8.03 · Deep Dive: Apache Cassandra for High-Scale Analytics
Level: Advanced Time to read: 15 min Pre-reading: 08 · Tools Ecosystem After reading: You'll understand Cassandra's distributed architecture, when to use it for analytics, and trade-offs vs. traditional data warehouses.

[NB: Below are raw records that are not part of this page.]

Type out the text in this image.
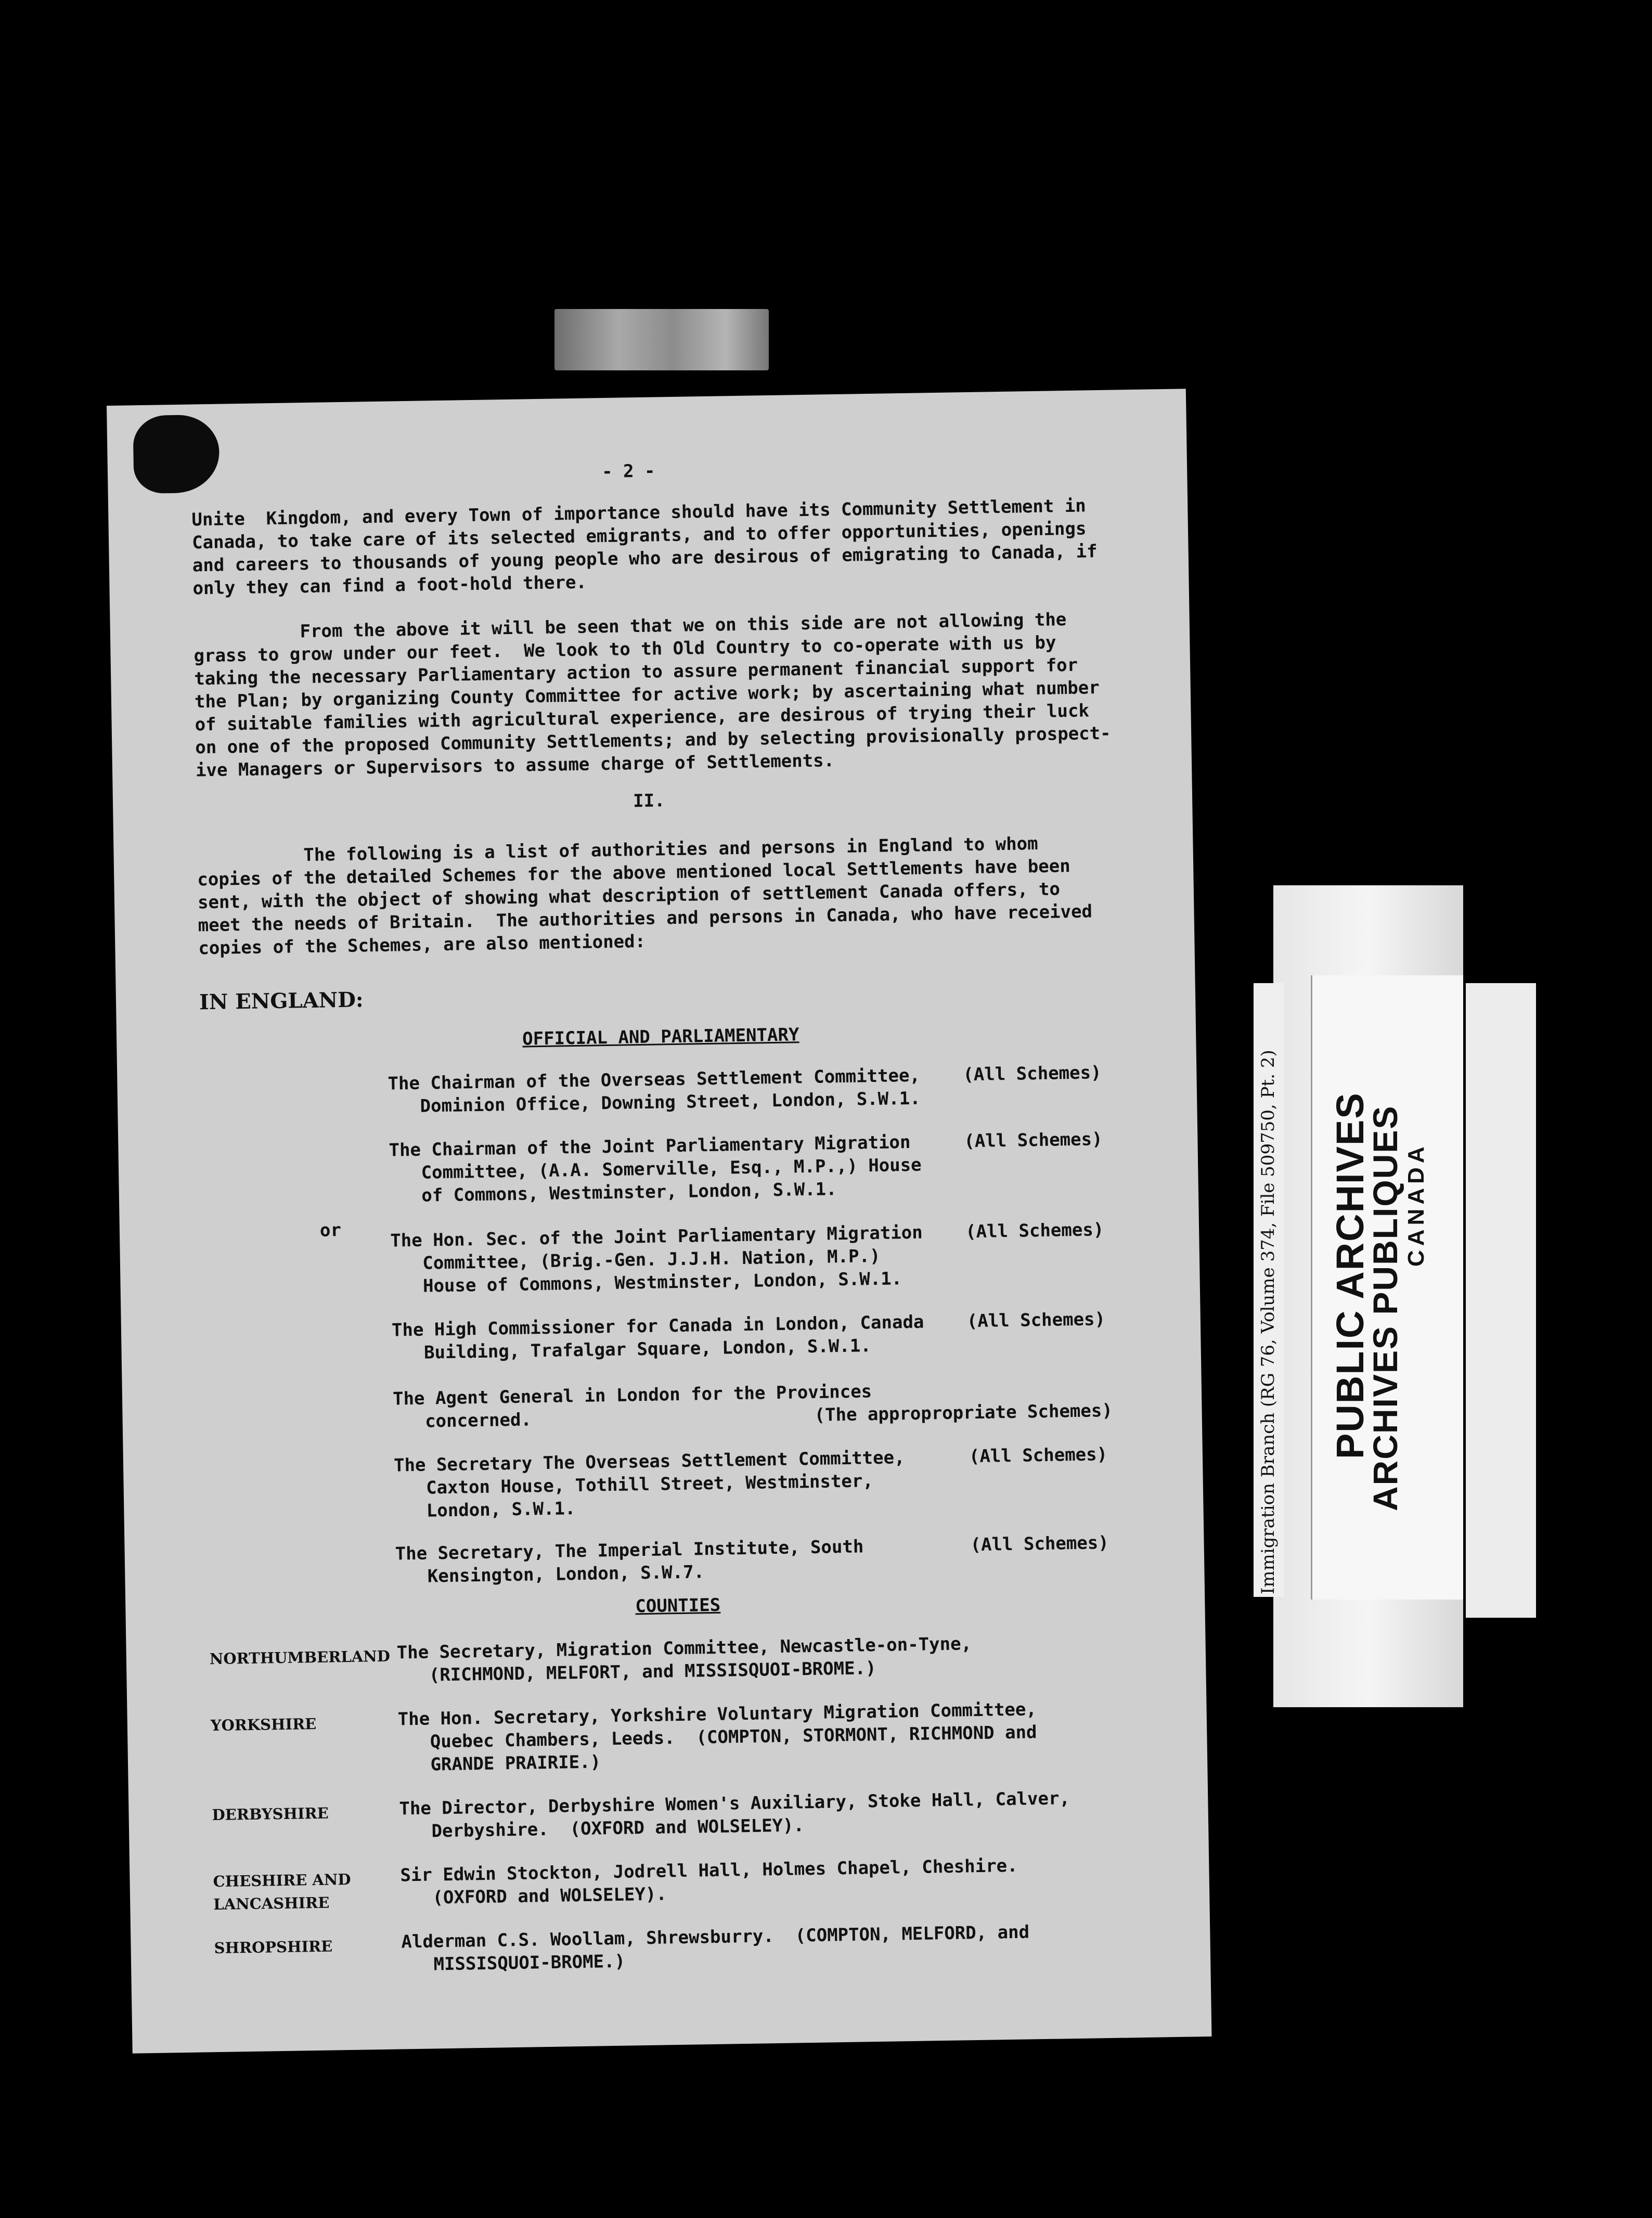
- 2 -
Unite  Kingdom, and every Town of importance should have its Community Settlement in
Canada, to take care of its selected emigrants, and to offer opportunities, openings
and careers to thousands of young people who are desirous of emigrating to Canada, if
only they can find a foot-hold there.
From the above it will be seen that we on this side are not allowing the
grass to grow under our feet.  We look to th Old Country to co-operate with us by
taking the necessary Parliamentary action to assure permanent financial support for
the Plan; by organizing County Committee for active work; by ascertaining what number
of suitable families with agricultural experience, are desirous of trying their luck
on one of the proposed Community Settlements; and by selecting provisionally prospect-
ive Managers or Supervisors to assume charge of Settlements.
II.
The following is a list of authorities and persons in England to whom
copies of the detailed Schemes for the above mentioned local Settlements have been
sent, with the object of showing what description of settlement Canada offers, to
meet the needs of Britain.  The authorities and persons in Canada, who have received
copies of the Schemes, are also mentioned:
IN ENGLAND:
OFFICIAL AND PARLIAMENTARY
The Chairman of the Overseas Settlement Committee,
Dominion Office, Downing Street, London, S.W.1.
(All Schemes)
The Chairman of the Joint Parliamentary Migration
Committee, (A.A. Somerville, Esq., M.P.,) House
of Commons, Westminster, London, S.W.1.
(All Schemes)
or	The Hon. Sec. of the Joint Parliamentary Migration
Committee, (Brig.-Gen. J.J.H. Nation, M.P.)
House of Commons, Westminster, London, S.W.1.
(All Schemes)
The High Commissioner for Canada in London, Canada
Building, Trafalgar Square, London, S.W.1.
(All Schemes)
The Agent General in London for the Provinces
concerned.	(The appropropriate Schemes)
The Secretary The Overseas Settlement Committee,
Caxton House, Tothill Street, Westminster,
London, S.W.1.
(All Schemes)
The Secretary, The Imperial Institute, South
Kensington, London, S.W.7.
(All Schemes)
COUNTIES
NORTHUMBERLAND The Secretary, Migration Committee, Newcastle-on-Tyne,
(RICHMOND, MELFORT, and MISSISQUOI-BROME.)
YORKSHIRE	The Hon. Secretary, Yorkshire Voluntary Migration Committee,
Quebec Chambers, Leeds.  (COMPTON, STORMONT, RICHMOND and
GRANDE PRAIRIE.)
DERBYSHIRE	The Director, Derbyshire Women's Auxiliary, Stoke Hall, Calver,
Derbyshire.  (OXFORD and WOLSELEY).
CHESHIRE AND
LANCASHIRE
Sir Edwin Stockton, Jodrell Hall, Holmes Chapel, Cheshire.
(OXFORD and WOLSELEY).
SHROPSHIRE	Alderman C.S. Woollam, Shrewsburry.  (COMPTON, MELFORD, and
MISSISQUOI-BROME.)
PUBLIC ARCHIVES
ARCHIVES PUBLIQUES
CANADA
Immigration Branch (RG 76, Volume 374, File 509750, Pt. 2)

Cassandra: Distributed NoSQL for Scale
Architecture
Cassandra Cluster (Multi-node)
┌──────────────┬──────────────┬──────────────┐
│ Node 1 │ Node 2 │ Node 3 │
├──────────────┼──────────────┼──────────────┤
│ Partition: │ Partition: │ Partition: │
│ Token Range │ Token Range │ Token Range │
│ 0-100 │ 100-200 │ 200-300 │
│ │ │ │
│ Data: │ Data: │ Data: │
│ Customer1-5 │ Customer6-10 │ Customer11-15│
└──────────────┴──────────────┴──────────────┘
Key properties:
✅ Horizontal scaling (add nodes, data auto-distributes)
✅ No single point of failure (replication)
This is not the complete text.